Mon catamaran sous propulsion électrique 1° Partie : les moteurs

14-09-2014 00:00:00

Beaucoup de plaisanciers rêvent d’une navigation silencieuse en phase avec la nature, même quand Eole a décidé de s’inscrire aux abonnés absents

Le vent diésel est un ami fort bruyant et parfois il va jusqu’à être malodorant. En fait c’est un convive utile mais plutôt encombrant

Pour ma part j’ai souvent rêvé que mes deux Volvo deviennent comme par magie des moteurs électriques au couple phénoménal qui, dans un bruissement à peine perceptible, me fassent oublier les sautes d’humeurs de notre propulseur préféré, le vent.

Cette tirade, issue d’un compte pour enfants, terminée, il n’est pas interdit de se pencher très sérieusement sur le choix d’une motorisation électrique pour un voilier hauturier.
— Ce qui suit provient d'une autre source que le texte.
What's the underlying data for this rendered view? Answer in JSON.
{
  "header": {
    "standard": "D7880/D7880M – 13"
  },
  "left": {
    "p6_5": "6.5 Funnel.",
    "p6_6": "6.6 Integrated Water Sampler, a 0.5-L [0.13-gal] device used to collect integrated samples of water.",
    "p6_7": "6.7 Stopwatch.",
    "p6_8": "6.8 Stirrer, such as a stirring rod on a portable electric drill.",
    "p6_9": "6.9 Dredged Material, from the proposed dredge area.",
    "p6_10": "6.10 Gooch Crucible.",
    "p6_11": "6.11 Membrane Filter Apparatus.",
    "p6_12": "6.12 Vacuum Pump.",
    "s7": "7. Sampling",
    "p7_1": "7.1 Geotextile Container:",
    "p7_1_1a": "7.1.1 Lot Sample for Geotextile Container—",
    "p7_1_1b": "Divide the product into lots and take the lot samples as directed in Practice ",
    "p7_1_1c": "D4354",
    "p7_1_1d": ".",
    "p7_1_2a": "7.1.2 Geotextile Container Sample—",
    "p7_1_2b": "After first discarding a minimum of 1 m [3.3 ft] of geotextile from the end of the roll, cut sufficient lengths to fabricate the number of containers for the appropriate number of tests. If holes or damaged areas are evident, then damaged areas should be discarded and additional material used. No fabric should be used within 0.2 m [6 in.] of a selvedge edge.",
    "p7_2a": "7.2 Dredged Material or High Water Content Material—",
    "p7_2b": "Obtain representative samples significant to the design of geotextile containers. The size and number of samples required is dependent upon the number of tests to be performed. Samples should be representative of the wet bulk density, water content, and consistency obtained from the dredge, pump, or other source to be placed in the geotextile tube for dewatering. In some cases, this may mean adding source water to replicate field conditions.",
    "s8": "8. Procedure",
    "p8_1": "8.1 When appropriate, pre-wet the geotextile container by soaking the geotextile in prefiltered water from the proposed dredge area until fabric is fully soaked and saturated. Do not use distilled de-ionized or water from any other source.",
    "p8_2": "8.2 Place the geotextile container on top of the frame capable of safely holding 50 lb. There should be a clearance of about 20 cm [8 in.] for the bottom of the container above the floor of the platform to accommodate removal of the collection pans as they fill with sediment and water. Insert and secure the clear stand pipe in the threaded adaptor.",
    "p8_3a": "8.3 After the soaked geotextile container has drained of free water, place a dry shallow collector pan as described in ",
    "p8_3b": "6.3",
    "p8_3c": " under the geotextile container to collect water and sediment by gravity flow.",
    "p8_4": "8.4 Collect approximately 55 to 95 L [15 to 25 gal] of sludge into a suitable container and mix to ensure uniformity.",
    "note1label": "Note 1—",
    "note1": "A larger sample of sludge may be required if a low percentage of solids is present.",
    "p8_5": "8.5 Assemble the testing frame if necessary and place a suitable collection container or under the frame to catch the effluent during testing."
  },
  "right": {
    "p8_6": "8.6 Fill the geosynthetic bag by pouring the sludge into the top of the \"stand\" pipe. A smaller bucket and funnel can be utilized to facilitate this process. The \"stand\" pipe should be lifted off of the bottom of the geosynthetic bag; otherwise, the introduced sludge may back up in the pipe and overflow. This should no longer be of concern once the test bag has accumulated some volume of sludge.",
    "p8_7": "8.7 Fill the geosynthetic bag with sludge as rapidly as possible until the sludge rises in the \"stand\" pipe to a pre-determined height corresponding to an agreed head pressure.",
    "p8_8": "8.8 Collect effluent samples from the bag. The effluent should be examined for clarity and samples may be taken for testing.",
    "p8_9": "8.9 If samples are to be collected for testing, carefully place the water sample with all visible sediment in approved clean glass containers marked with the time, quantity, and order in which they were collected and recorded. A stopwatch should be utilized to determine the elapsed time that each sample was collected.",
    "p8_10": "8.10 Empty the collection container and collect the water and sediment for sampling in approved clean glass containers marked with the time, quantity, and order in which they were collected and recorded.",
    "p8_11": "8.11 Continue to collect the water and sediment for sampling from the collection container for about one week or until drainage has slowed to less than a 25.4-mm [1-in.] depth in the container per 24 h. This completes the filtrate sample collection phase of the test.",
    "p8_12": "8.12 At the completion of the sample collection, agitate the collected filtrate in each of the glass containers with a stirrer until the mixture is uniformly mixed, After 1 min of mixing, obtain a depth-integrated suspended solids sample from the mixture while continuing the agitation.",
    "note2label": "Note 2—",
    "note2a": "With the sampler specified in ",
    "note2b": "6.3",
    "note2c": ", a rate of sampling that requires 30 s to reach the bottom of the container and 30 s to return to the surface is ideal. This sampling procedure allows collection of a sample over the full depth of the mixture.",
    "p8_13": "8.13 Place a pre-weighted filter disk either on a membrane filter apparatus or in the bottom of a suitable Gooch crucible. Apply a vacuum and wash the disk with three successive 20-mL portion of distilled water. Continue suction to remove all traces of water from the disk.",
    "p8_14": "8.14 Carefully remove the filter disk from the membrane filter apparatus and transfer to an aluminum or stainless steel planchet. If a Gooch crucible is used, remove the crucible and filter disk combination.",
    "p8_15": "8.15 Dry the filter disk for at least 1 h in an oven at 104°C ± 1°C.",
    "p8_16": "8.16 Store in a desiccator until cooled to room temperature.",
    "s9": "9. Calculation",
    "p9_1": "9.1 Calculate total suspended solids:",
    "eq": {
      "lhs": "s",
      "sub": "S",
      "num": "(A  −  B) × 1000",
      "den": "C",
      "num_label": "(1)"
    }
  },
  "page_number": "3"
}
La pratique ne nous permet pas de nous faire une vraie idée sur ce choix. En effet les tentatives professionnelles n’ont pas donné grand-chose, les amateurs de leurs côtés sont dithyrambique comme avec tout ce qu’ils réalisent eux même. Pourtant, en y regardant de plus près la propulsion électrique semble être faite pour les voiliers. Une utilisation occasionnelle de la motorisation, capacité de produire de l’électricité par le vent (Hydrolienne sous voile ou éolienne tous le temps) ; Si effectivement le voilier semble le premier véhicule pour lequel la motorisation soit réellement pertinente, les catamarans semble encore mieux adaptés. En plus des avantages « voiliers », il se trouve qu’il utilise deux moteurs de petites tailles plutôt qu’un gros et qu’il dispose de beaucoup de surface pour récolter les Watts solaire

Pourtant, chaque fois que cette alternative de motorisation est évoquée, cela soulève immanquablement les mêmes doutes, pourquoi cela n’a-t-il jamais été fait ? et les mêmes questions, d’abord et avant tout, quelle puissance est nécessaire ? Les moteurs thermiques expriment la leur en chevaux vapeurs, les électriques en Kilowatt ou en livres de poussée. Cela n’aide pas.

Ensuite arrive le problème de l’autonomie ce qui entraine une grande perplexité sur les moyens de recharges.

La multitude de petits avantages comme l’encombrement, le niveau sonore ou le coût d’entretien sont généralement pris en compte que bien plus tard, une fois la décision arrêtée, si elle est favorable au propulseur électrique, on a alors besoin de continuer de justifier cette prise de risque. Le saut dans l’inconnue que représente cette aventure est une vraie source de stress. Rien d’anormal dans cette angoisse rétrospective, tout le monde est beaucoup plus inquiet de l’inconnu que du danger identifié.

La puissance

Pour répondre à la première question sur l’équivalence puissance essayons d’échafauder un raisonnement structuré et objectif à partir des données technologiques qui sont à notre disposition aujourd’hui. Demain sera un autre jour avec des vérités nouvelles qui pourraient conforter ou invalider les conclusions qui seront les nôtres à la fin de cette étude.

Il existe une foule de calculs aussi savants que théoriques qui divisent tous les « savants théoriciens » qui dissertent sur la toile. Les formulent se heurtent très vites à des paramètres subjectifs ou à des « données constructeurs » sur le rendement du moteur thermique, de 20 à 50% suivant le sérieux du fabriquant et celui du moteur électrique, de 70 à 90% suivant si on et pour ou contre. J’essaierai d’en parler en annexe pour les accrocs du ? (rendement) ou de la conversion   ft x Lbf/s en cv etc...

 

Je vous propose une méthode peut-être tout aussi subjective mais qui sera basée pour partie sur du vécu. Tous les voileux de la planète pourront faire ce raisonnement avec leur propre expérience.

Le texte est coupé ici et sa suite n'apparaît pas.